When it comes to trying to reduce
federal government spending, the biggest issue is the ever-increasing cost of
Medicare and Medicaid, the two largest government health care programs.
Recently, President Obama proposed
reducing payments to health care providers and increasing copayments for
wealthier recipients. But a lot more reform is needed.
Obama and some Republican leaders
are considering making Medicare less complicated and having people pay more of
their own health care costs.
Medicare involves four different
kinds of insurance. Part A is hospital insurance. Part B is coverage for
doctors’ costs. Part D deals with prescriptions. Medigap is supplemental
insurance to deal with what’s not otherwise covered.
Part C is Medicare Advantage, a
government-subsidized program that replaces some or all of the other parts. Its
future is uncertain.
Medicare could be simplified by
combining Part A and Part B. That makes increasing sense, because most doctors
are becoming hospital employees.
A single program would have one
deductible to be paid by the individual. That deductible could be higher than
is usually the case with the two separate programs.
When people meet more of their
medical care costs, it supposedly will make them more careful in deciding to
get care. If today’s low patient payments promote wasteful and unnecessary
usage, this approach could reduce program costs.
Obama goes even further. He dislikes
private Medigap options that also may relieve the insured of any medical costs,
because they encourage overuse. Even though such policies have high price tags,
he would impose a special tax on them, either leading people to avoid them or
pay even more for using them.
By increasing deductibles, Obama and
some Republicans believe that people would have what House GOP Leader Eric
Cantor calls “reasonable and predictable expenses.”
In fact, by setting fixed limits on
total Part A and Part B outlays required of individuals, people might not even need
to purchase Medigap coverage, according to the proponents of these reforms. If
that proves to be true, total health care costs for the insured could decline.

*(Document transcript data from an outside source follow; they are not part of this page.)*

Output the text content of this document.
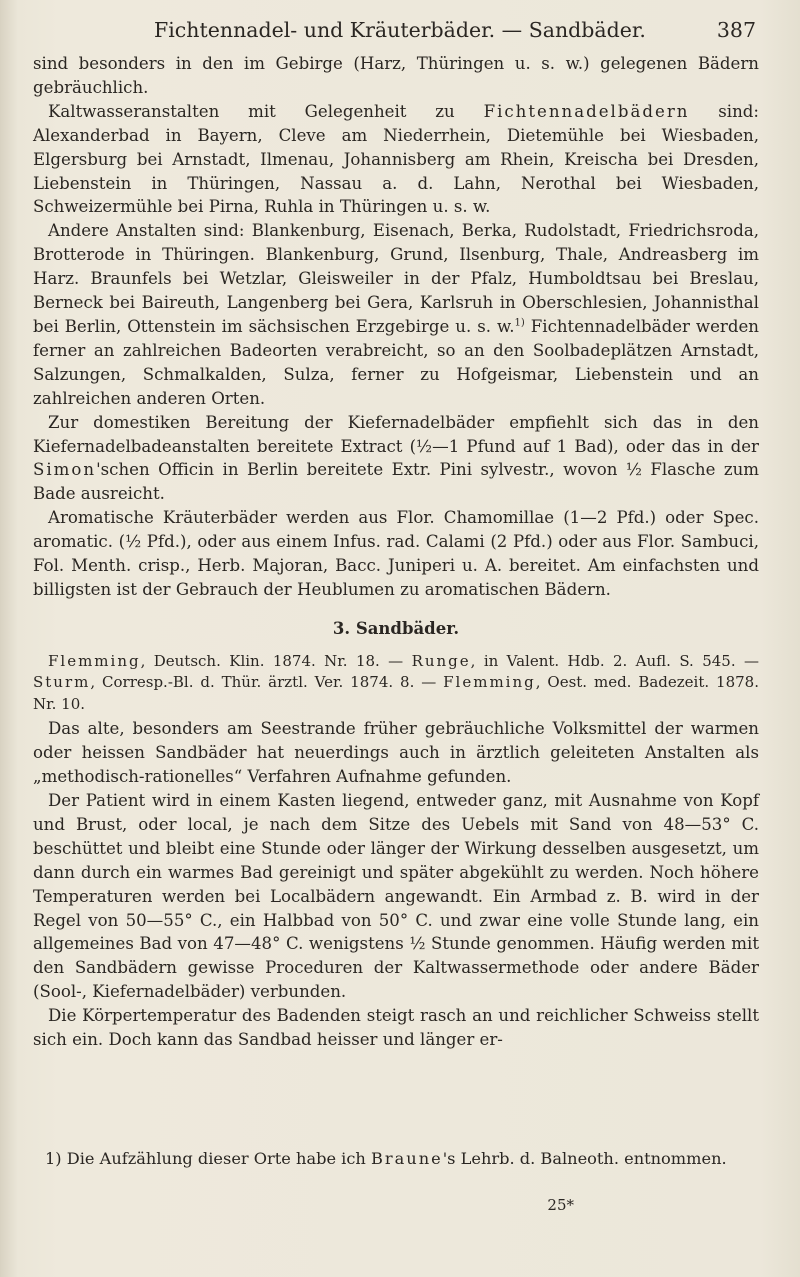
Fichtennadel- und Kräuterbäder. — Sandbäder.	387

sind besonders in den im Gebirge (Harz, Thüringen u. s. w.) gelegenen Bädern gebräuchlich.

Kaltwasseranstalten mit Gelegenheit zu Fichtennadelbädern sind: Alexanderbad in Bayern, Cleve am Niederrhein, Dietemühle bei Wiesbaden, Elgersburg bei Arnstadt, Ilmenau, Johannisberg am Rhein, Kreischa bei Dresden, Liebenstein in Thüringen, Nassau a. d. Lahn, Nerothal bei Wiesbaden, Schweizermühle bei Pirna, Ruhla in Thüringen u. s. w.

Andere Anstalten sind: Blankenburg, Eisenach, Berka, Rudolstadt, Friedrichsroda, Brotterode in Thüringen. Blankenburg, Grund, Ilsenburg, Thale, Andreasberg im Harz. Braunfels bei Wetzlar, Gleisweiler in der Pfalz, Humboldtsau bei Breslau, Berneck bei Baireuth, Langenberg bei Gera, Karlsruh in Oberschlesien, Johannisthal bei Berlin, Ottenstein im sächsischen Erzgebirge u. s. w.$^{1)}$ Fichtennadelbäder werden ferner an zahlreichen Badeorten verabreicht, so an den Soolbadeplätzen Arnstadt, Salzungen, Schmalkalden, Sulza, ferner zu Hofgeismar, Liebenstein und an zahlreichen anderen Orten.

Zur domestiken Bereitung der Kiefernadelbäder empfiehlt sich das in den Kiefernadelbadeanstalten bereitete Extract (½—1 Pfund auf 1 Bad), oder das in der Simon'schen Officin in Berlin bereitete Extr. Pini sylvestr., wovon ½ Flasche zum Bade ausreicht.

Aromatische Kräuterbäder werden aus Flor. Chamomillae (1—2 Pfd.) oder Spec. aromatic. (½ Pfd.), oder aus einem Infus. rad. Calami (2 Pfd.) oder aus Flor. Sambuci, Fol. Menth. crisp., Herb. Majoran, Bacc. Juniperi u. A. bereitet. Am einfachsten und billigsten ist der Gebrauch der Heublumen zu aromatischen Bädern.

3. Sandbäder.

Flemming, Deutsch. Klin. 1874. Nr. 18. — Runge, in Valent. Hdb. 2. Aufl. S. 545. — Sturm, Corresp.-Bl. d. Thür. ärztl. Ver. 1874. 8. — Flemming, Oest. med. Badezeit. 1878. Nr. 10.

Das alte, besonders am Seestrande früher gebräuchliche Volksmittel der warmen oder heissen Sandbäder hat neuerdings auch in ärztlich geleiteten Anstalten als „methodisch-rationelles“ Verfahren Aufnahme gefunden.

Der Patient wird in einem Kasten liegend, entweder ganz, mit Ausnahme von Kopf und Brust, oder local, je nach dem Sitze des Uebels mit Sand von 48—53° C. beschüttet und bleibt eine Stunde oder länger der Wirkung desselben ausgesetzt, um dann durch ein warmes Bad gereinigt und später abgekühlt zu werden. Noch höhere Temperaturen werden bei Localbädern angewandt. Ein Armbad z. B. wird in der Regel von 50—55° C., ein Halbbad von 50° C. und zwar eine volle Stunde lang, ein allgemeines Bad von 47—48° C. wenigstens ½ Stunde genommen. Häufig werden mit den Sandbädern gewisse Proceduren der Kaltwassermethode oder andere Bäder (Sool-, Kiefernadelbäder) verbunden.

Die Körpertemperatur des Badenden steigt rasch an und reichlicher Schweiss stellt sich ein. Doch kann das Sandbad heisser und länger er-

1) Die Aufzählung dieser Orte habe ich Braune's Lehrb. d. Balneoth. entnommen.

25*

Merging programs could lead to the
eliminating a couple layers of insurance currently needed. Interestingly, for
those eligible for Medicare, it would make the health care coverage look more
like the single payer system.
Democrats could support cutting down
on the number of insurers, while Republicans seem to like the idea of getting
people to have an increased stake in their medical costs as a way of reducing
the size of Medicare.
This concept has extended into the
discussion of Medicaid, the program for lower-income people, which covers both
seniors and younger people.
As part of the Affordable Care Act
known as Obamacare, states were required to expand Medicaid, which they
administer. The federal government would cover all costs of the program’s
expansion for three years and 90 percent afterwards.
In approving Obamacare, the Supreme
Court said the federal government lacked authority to force states to accept
this change in Medicaid. But the Court said it could be offered as a voluntary
program. Most states are finding it politically difficult to turn it down.
The federal Department of Health and
Human Services and Arkansas have been negotiating an approach designed to make
Medicaid expansion more appealing to reluctant states.
Instead of the new federal money
going into Medicaid, it would be used to pay insurance premiums of newly
covered people. The coverage would be provided by the new state insurance
exchange, which is intended to provide a lower-cost alternative to traditional
private health insurance.
This approach would require the
participant to pay some costs and would support a market system for Medicaid
rather than more direct government operation.
The problem with this idea is that
the health exchange approach could be more costly than what Obamacare would pay
for Medicaid. The reason? Like Medicare, Medicaid pays less reimbursement to
health care providers than does a private insurer, even an exchange.
Some studies suggest that, over an
extended period, the cost of the proposed alternative way of expanding Medicaid
would be about the same as the state program. But, if those studies prove to be
wrong, who will make up the shortfall?
Whatever the outcome of these
discussions on Medicare and Medicaid, it is a positive development to see both
parties and the federal government and some states talking about common
solutions to reforming Medicare and Medicaid.
The question remains how to control hospital costs, which is the real driving force behind the rising cost of government health care programs.